Au finish, la compétition est gérée en fonction du budget adopté. Il n’est pas rare qu’une participation soit annulée faute d’argent ou que les fédérations se débrouillent pour faire participer leurs athlètes puisque le processus de décaissement peut souvent prendre un temps fou. C’est pourquoi il faut d’ailleurs s’y prendre à temps pour éviter des surprises désagréables. Le montant des primes est fixé par un arrêté interministériel (ministre de la Jeunesse et des Sports/ministère de l’Economie et des Finances). En fonction des compétitions, ils sont budgétisés avec le budget global de la participation.

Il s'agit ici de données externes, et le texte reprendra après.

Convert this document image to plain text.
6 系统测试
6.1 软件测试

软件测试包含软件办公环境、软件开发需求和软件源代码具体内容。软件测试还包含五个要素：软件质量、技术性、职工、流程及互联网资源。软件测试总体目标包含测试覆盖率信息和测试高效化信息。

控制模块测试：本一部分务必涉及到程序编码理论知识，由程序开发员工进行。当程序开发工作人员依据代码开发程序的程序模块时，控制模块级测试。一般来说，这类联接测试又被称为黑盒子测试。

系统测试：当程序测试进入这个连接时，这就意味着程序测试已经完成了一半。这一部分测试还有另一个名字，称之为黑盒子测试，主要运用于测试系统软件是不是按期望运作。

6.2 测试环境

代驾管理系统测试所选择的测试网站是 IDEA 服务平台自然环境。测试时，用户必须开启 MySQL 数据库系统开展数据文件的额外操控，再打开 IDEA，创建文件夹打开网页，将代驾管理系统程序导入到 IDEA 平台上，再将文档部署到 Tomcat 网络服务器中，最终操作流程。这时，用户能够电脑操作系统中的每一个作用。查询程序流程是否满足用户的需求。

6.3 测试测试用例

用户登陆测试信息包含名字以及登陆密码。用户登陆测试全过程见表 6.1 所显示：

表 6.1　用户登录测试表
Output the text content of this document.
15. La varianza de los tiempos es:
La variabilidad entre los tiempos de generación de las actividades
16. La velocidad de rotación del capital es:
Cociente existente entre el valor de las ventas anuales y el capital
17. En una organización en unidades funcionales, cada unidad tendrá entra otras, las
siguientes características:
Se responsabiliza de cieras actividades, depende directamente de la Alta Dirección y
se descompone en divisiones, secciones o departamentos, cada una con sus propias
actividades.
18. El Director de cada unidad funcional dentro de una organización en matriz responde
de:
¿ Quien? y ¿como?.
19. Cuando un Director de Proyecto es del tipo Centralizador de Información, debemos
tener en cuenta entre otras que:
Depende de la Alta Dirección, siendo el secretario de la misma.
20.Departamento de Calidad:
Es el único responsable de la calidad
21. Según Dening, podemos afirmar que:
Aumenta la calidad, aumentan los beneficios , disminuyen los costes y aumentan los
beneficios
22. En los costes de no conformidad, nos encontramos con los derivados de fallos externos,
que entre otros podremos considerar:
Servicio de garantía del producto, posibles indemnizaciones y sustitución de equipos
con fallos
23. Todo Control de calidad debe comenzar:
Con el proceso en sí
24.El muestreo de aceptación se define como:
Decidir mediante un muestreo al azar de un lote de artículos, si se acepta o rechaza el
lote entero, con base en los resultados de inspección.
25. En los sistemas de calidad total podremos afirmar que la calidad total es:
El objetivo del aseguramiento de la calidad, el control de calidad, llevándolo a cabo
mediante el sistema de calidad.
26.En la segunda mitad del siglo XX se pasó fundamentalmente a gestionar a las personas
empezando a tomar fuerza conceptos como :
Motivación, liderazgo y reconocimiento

Le MJS n’est qu’un parfait bouc émissaire
On indexe donc généralement à tort le ministère de la Jeunesse et des Sports alors que sa marge de manœuvre est généralement très réduite par rapport à ces questions financières que sont budget ne peut pas supporter. Là où il est difficile de lui accorder des circonstances atténuantes, c’est au niveau des salaires des différents encadrements techniques qui sont payés par le Trésor public comme ceux de la Fonction publique. La réalité est que les choses traînent souvent trop (par négligence ou à cause de la lenteur administrative ?) au point que certains sont limogés sans avoir perçu une grande partie de leurs salaires.
Selon nos informations, l’Etat a récemment fait des efforts en épongeant (en deux tranches entre novembre et décembre 2021) des arriérés de salaires des techniciens du football et du basket à hauteur de près d’un milliard de francs Cfa. Les Finances ont également annoncé 400 millions pour cette année. Et selon les mêmes sources, des arriérés de primes ont été épongés de 2016 à nos jours. «Les entraîneurs expatriés du basket n’ont plus d’arriérés», a précisé l’une de nos sources.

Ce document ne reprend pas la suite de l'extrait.